O fogareiro

Estórias de um motorista de táxi de Lisboa

30.6.07

Um poema de Eduardo Guerra Carneiro deu o mote a Baptista-Bastos para o seu novo romance, «As Bicicletas em Setembro», que o autor diz não ser mais que uma «metáfora do país sufocado que continua a ser Portugal».
Sou leitor de Baptista-Bastos há largos anos. «As Palavras dos Outros», «Cão Velho entre Flores», «Elegia para Um Caixão Vazio», «Viagem de Um Pai e de Um Filho pelas Ruas da Amargura»... são bons livros, mas «Cidade Diária» é um dos meus favoritos. Um hino a Lisboa!
Vou fazer uma pausa nas «corridas» e na bagagem, bem fresquinho, está o novo livro de Baptista-Bastos.

«As Bicicletas em Setembro fala de trajectórias amorosas, da beleza perversa das relações humanas, e de que as pessoas suportam tudo, menos a solidão, a separação e a perda. É uma parábola sobre perdedores – todos nós. Porque cada um de nós perdeu alguma coisa.»

26.6.07

Um dia em cheio, não em termos de «folha» (normal), mas de comunicação com gente das mais diferentes condições. Começo na praça do Hotel Altis, transporto dois estrangeiros ao Tagus Park, nada de especial, a não ser o regresso à capital, sempre difícil àquela hora da manhã. Congresso internacional de cardiologia na antiga FIL, na Junqueira. Um-ver-se-te-avias a transportar médicos de regresso aos hotéis. Pergunto a dois espanhóis se o congresso trouxe melhorias para o nosso coração, dizem-me que sim, que há sempre novidades. E logo um deles põe o dedo na ferida: «Usted fuma?!»

Xabregas. Transporto um casal de idosos ao Hospital Pulido Valente. Ele (Augusto) já ultrapassou os 90 anos, mas revela grande lucidez e razoável mobilidade; ela (Isaura) tem mais dificuldade em movimentar-se. Vivem sozinhos e o familiar mais chegado, um sobrinho, está internado com doença grave. Ajudo-os a entrar e a sair do carro. Quando estou a despedir-me, ele quer gratificar-me, já depois de me ter pago a «corrida». Perante a minha recusa, ela insiste: «Aceite! O senhor foi tão amável...»
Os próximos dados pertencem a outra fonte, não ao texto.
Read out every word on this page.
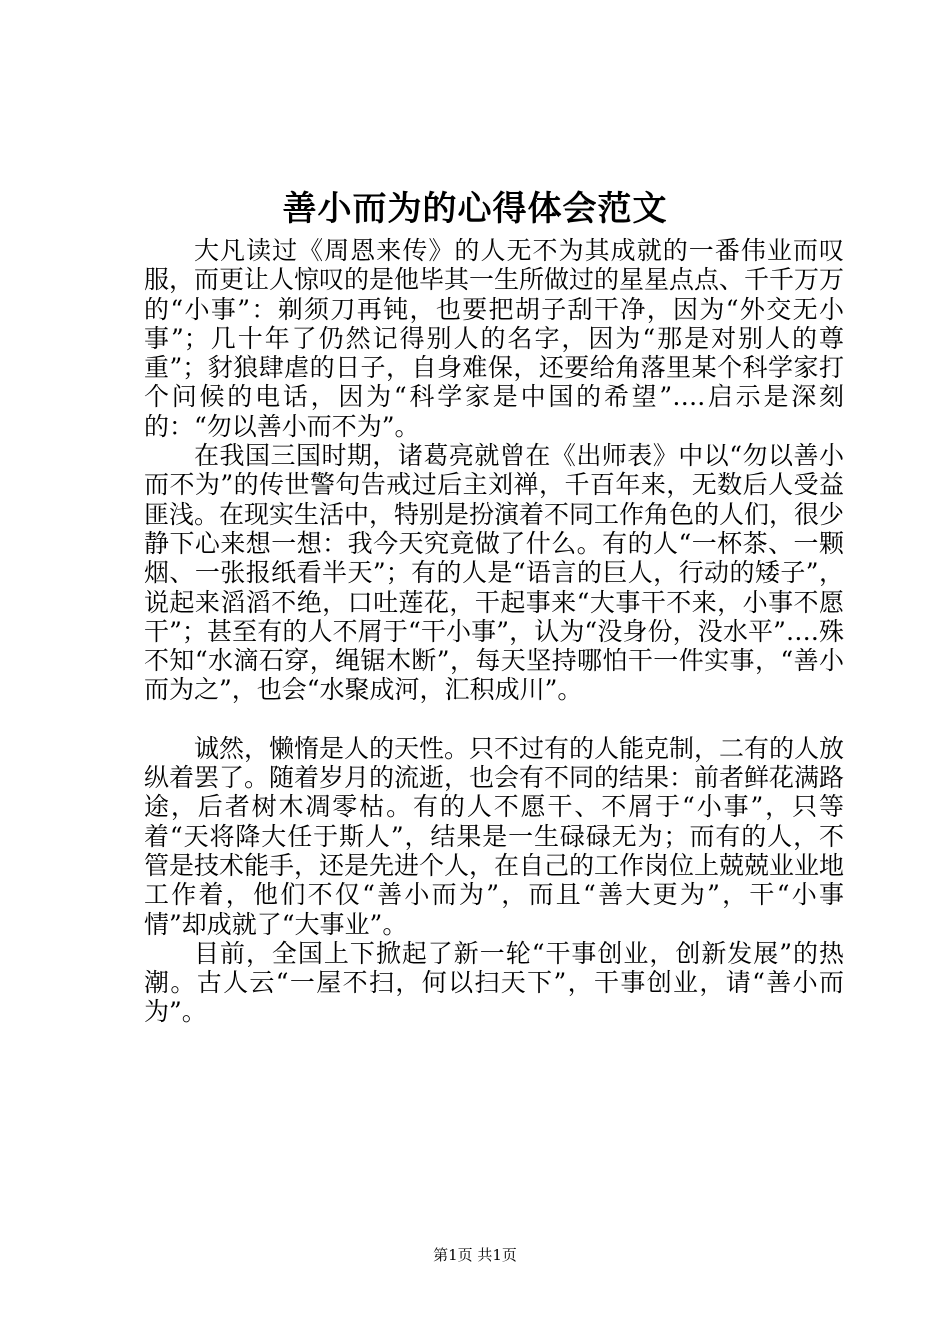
善小而为的心得体会范文

大凡读过《周恩来传》的人无不为其成就的一番伟业而叹服，而更让人惊叹的是他毕其一生所做过的星星点点、千千万万的“小事”：剃须刀再钝，也要把胡子刮干净，因为“外交无小事”；几十年了仍然记得别人的名字，因为“那是对别人的尊重”；豺狼肆虐的日子，自身难保，还要给角落里某个科学家打个问候的电话，因为“科学家是中国的希望”….启示是深刻的：“勿以善小而不为”。

在我国三国时期，诸葛亮就曾在《出师表》中以“勿以善小而不为”的传世警句告戒过后主刘禅，千百年来，无数后人受益匪浅。在现实生活中，特别是扮演着不同工作角色的人们，很少静下心来想一想：我今天究竟做了什么。有的人“一杯茶、一颗烟、一张报纸看半天”；有的人是“语言的巨人，行动的矮子”，说起来滔滔不绝，口吐莲花，干起事来“大事干不来，小事不愿干”；甚至有的人不屑于“干小事”，认为“没身份，没水平”….殊不知“水滴石穿，绳锯木断”，每天坚持哪怕干一件实事，“善小而为之”，也会“水聚成河，汇积成川”。

诚然，懒惰是人的天性。只不过有的人能克制，二有的人放纵着罢了。随着岁月的流逝，也会有不同的结果：前者鲜花满路途，后者树木凋零枯。有的人不愿干、不屑于“小事”，只等着“天将降大任于斯人”，结果是一生碌碌无为；而有的人，不管是技术能手，还是先进个人，在自己的工作岗位上兢兢业业地工作着，他们不仅“善小而为”，而且“善大更为”，干“小事情”却成就了“大事业”。

目前，全国上下掀起了新一轮“干事创业，创新发展”的热潮。古人云“一屋不扫，何以扫天下”，干事创业，请“善小而为”。

第1页 共1页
Praça do aeroporto (partidas). Casal turco está em trânsito para Bragança, a fim de participar numa conferência no âmbito da União Europeia, e dispõe apenas de duas horas para visitar o «centro» de Lisboa, a «parte antiga». Falam francês e dou a voltinha habitual: alto do Parque Eduardo VII, Avenida da Liberdade, Rossio, Rua do Ouro, Terreiro do Paço, Castelo de S. Jorge, Miradouro de Santa Luzia... Gastamos hora e meia e... sem visitar os Jerónimos. Não pode ser! Convenço-os a seguir por Belém, rumo ao aeroporto.
«Teshekkur» (obrigado em turco).
PS – Tempo para falar do difícil processo de adesão da Turquia à União Europeia. «É uma questão essencialmente política!», defende o meu cliente.

Praça do Hotel Continental. Tem 50 e poucos anos (deduzo), é advogado e foi «mordido» por cancro nos pulmões. «Fumava mais de dois maços de cigarros por dia e agora estou fodido...» Sinto um arrepio (sou fumador!), mas tento dar a volta ao «texto», de forma a desanuviar o ambiente. Despeço-me e... dou por findo o dia de trabalho. Uff!!!

25.6.07

Ideias para Lisboa

As manhãs de sábado são de pouco trabalho e muitas leituras. Não dispenso o semanário «SOL» e muito em especial as crónicas do seu director, José António Saraiva. A última foi dedicada a Lisboa, que vive momento eleitoral. Transcrevo-a, com a devida vénia, neste cantinho pessoal.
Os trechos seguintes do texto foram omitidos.